Why is planning so critical?

Annual Planning is important for many reasons:

  • Communication of tangible, executable items that help crystalize the vision;

  • Pacing towards the Five-Year Plan in smaller, executable chunks; and

  • Ability to create buy-in among key stakeholders in the organization.

Planning is an annual exercise that is revisited quarterly. The best plans allow for time to discuss, negotiate and, at the last stage, execute. This means, you should plan a minimum of 3-months ahead of time, but, ideally 6-12 months in advance - here is why:

  • Resource allocation - you need time to prepare financial resource requirements;

  • Certainty - providing certainty to your team, especially non-managers, who may not understand the ‘pivots’ along the way;

  • Changes - the plans will certainly change (especially the more nascent stage the business); and

  • Goals - it’s a reminder that you are executing on your long-term goals, which can be lost in the day-to-day.

critical milestones to include in the roadmap

Planning should include all high-level milestones that are critical to the long-term success of the organization.

Generally speaking, this should include, but not be limited to:

  • Product-market-fit & go-to-market: What are the market opportunities and your execution plans to achieve scalable sales execution?

  • Process & Systems: What process are you going to standardize? what are still in ‘limbo’?

  • Research & Development: how are your products going to continue to scale marketshare and what are the use-case opportunities to pursue?

  • Resources: What are your available resources (time, staff, money, knowledge)? What is your shortfall? What is your plan to source the shortfall? What is your plan to invest the surplus, if relevant?

GIVE direction, BUT DO not DICTATE

While a CEO will establish the direction, it takes a talented and experienced leadership and management team to deliver plans upwardly. It’s not the CEOs role, unless there is a delegation/trust issue with a particular division, to dictate the detailed plans. Oftentimes in small and growing organizations, the CEO is wearing many ‘division hats’ and may be integrally involved in divisions - this, is completely normally, especially when resources are scarce (primarily money or knowledgable/experienced individuals); but, as businesses mature, divisional responsibilities need to be established and delegated to trusted leadership.

What management teams should deliver upwardly:

  1. Division plans - What are we aiming to achieve in the forthcoming 12 months? How does that align with the vision of the organization? What are the resources required to execute this plan?

  2. Accountability/Transparency - Across what timeframe is the plan to be executed? Who is responsible for what?

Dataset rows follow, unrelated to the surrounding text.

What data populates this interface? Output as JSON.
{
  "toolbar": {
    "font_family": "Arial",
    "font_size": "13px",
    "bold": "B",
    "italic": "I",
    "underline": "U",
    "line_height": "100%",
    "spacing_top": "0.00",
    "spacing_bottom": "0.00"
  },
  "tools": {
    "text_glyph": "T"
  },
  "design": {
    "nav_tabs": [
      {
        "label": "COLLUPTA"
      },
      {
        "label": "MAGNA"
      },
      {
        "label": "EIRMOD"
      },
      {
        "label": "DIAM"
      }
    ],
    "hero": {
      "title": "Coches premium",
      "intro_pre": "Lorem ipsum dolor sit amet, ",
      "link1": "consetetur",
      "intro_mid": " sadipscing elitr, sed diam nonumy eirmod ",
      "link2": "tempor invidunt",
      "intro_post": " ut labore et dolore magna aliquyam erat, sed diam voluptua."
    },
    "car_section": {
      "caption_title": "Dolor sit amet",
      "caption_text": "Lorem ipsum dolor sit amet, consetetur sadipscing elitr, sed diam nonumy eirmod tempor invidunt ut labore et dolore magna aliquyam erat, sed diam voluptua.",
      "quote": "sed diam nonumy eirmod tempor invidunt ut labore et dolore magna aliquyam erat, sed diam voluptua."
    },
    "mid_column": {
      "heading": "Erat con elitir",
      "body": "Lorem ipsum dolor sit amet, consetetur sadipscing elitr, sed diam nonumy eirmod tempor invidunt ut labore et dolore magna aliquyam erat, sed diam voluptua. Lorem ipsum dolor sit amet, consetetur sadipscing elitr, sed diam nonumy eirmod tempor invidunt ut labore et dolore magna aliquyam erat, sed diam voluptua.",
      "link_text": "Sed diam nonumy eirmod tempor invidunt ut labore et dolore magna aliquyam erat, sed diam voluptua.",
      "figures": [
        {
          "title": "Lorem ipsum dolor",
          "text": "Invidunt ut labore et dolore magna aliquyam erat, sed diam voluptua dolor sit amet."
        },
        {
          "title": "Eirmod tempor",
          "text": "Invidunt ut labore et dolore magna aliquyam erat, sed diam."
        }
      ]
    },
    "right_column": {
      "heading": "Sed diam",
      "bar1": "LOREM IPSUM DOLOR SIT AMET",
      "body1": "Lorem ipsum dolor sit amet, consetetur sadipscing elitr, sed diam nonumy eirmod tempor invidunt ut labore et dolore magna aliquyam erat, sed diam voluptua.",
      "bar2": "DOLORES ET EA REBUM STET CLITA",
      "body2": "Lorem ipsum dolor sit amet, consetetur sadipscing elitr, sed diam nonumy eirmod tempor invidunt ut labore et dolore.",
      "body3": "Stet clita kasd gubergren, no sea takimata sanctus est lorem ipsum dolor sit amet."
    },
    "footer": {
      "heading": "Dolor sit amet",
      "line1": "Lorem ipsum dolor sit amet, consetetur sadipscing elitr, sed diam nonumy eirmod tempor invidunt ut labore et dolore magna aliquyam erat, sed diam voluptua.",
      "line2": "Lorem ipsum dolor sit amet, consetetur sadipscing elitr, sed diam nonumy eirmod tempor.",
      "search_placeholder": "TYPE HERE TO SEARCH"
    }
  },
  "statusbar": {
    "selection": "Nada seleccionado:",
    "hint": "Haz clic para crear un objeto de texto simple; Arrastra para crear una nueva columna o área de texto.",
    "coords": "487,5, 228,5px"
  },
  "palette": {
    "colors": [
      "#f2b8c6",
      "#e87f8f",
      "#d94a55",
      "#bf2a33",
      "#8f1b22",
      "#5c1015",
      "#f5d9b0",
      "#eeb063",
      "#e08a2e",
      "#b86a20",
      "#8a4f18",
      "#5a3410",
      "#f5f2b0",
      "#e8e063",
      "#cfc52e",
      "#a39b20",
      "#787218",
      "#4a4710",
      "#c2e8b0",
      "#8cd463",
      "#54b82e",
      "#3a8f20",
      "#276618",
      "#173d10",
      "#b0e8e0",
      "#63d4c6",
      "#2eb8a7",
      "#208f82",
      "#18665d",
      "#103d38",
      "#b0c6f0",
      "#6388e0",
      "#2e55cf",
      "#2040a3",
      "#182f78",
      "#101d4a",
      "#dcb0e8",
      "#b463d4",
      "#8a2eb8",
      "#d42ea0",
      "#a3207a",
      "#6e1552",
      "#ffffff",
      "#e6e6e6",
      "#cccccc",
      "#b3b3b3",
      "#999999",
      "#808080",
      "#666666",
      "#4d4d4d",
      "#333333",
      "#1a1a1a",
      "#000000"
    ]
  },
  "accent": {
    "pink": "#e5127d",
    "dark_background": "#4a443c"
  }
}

  3. Friction - Are you mining for conflict with other dependent stakeholders (customers, divisions, leadership, etc)? This is non-political and is a simply a matter of prioritizing the divisional plan to the roadmap.

  4. Communication plan - After the CEO signs off, is the Company aware of the plan? What is your plan to communicate it and ensure the broader organization is aware of your progress, pivots and shortcomings?